Satka (Са́тка) is a town and the administrative center of Satkinsky District in Chelyabinsk Oblast, Russia, located on the western slope of the Southern Ural Mountains on the bank of the Satka River, 190 km from Chelyabinsk, the administrative center of the oblast. Population:

==History==
It was founded on November 19, 1758 as an iron mining factory. Magnesite, a mineral essential to the manufacture of refractory brick used in blast furnaces, was discovered there.

In the beginning of the 20th century in Satka lived up to 10 thousand people. Among them are many alien people. Reached out to work the Old Believers of different sects and persuasions (the Austrians, the Pomorians, precedency, filippovtsy, fedoseevtsy etc.).
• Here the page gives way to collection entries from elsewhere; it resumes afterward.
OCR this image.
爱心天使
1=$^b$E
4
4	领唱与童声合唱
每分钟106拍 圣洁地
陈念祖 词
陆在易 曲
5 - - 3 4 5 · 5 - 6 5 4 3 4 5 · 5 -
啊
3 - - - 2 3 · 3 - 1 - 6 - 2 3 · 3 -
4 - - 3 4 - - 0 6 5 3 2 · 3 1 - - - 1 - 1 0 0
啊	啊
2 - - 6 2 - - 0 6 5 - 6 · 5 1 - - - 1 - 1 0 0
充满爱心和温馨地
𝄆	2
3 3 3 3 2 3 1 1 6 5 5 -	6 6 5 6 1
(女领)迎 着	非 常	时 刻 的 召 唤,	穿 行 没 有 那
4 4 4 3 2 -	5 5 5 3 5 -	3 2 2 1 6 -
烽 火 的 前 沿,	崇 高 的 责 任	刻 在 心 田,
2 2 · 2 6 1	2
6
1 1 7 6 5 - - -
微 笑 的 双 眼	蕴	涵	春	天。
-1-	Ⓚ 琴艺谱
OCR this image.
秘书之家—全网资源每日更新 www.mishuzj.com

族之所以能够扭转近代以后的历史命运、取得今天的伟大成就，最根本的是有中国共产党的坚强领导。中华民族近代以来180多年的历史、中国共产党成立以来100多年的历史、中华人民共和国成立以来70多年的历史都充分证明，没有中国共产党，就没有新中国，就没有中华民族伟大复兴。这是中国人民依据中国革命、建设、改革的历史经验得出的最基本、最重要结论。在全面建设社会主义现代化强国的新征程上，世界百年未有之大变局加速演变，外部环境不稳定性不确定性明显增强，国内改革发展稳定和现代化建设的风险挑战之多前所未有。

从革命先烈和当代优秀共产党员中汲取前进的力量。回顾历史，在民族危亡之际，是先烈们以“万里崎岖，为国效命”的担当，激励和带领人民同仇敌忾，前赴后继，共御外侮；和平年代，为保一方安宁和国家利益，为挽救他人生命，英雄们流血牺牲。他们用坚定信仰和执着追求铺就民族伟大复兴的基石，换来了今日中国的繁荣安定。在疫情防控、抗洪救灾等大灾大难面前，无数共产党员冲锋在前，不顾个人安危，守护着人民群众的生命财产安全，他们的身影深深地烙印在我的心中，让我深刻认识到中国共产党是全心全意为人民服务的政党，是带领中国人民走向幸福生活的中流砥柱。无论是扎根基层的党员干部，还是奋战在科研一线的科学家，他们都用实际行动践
There were two churches, two schools, post office, Telegraph, hospital, consumer society, two 46 industrial and commercial enterprises.

In 1824 the city was visited by Emperor Alexander I, which has a positive impact on further development of production. By the end of the 19th century, there were two blast furnaces, between the mechanical workshop and foundry in laid track.
The Soviet government inherited a large production. In 1928 Satka became an urban-type settlement, and in 1937 — a city district, and since 1957 — of regional subordination.

==Administrative and municipal status==
Within the framework of administrative divisions, Satka serves as the administrative center of Satkinsky District. As an administrative division, it is, together with ten rural localities, incorporated within Satkinsky District as the Town of Satka. As a municipal division, the Town of Satka is incorporated within Satkinsky Municipal District as Satkinskoye Urban Settlement.

==Economy==
The major industry in the town is the extraction of magnesite and other ores along with metallurgical plants to process the ore.
In the conduct of Kombinat Magnezit there is the unique current narrow gauge railroad for Russia. The expanded length of the narrow railway was about 20 kilometers. The road is completely electrified.
There is a small tourist industry because of the town's location in the center of the Ural Mountains near Zyuratkul National Park. There is also a nearby historic site at Porogi where the first hydro-electric generator in Russia was installed.

Satka has a little industry and one factory.

===Transportation===
Although there is a railway station in Satka, it is a spur line so connections are inconvenient.

==Education==
In addition to secondary schools, there is a satellite campus of the Chelyabinsk State University.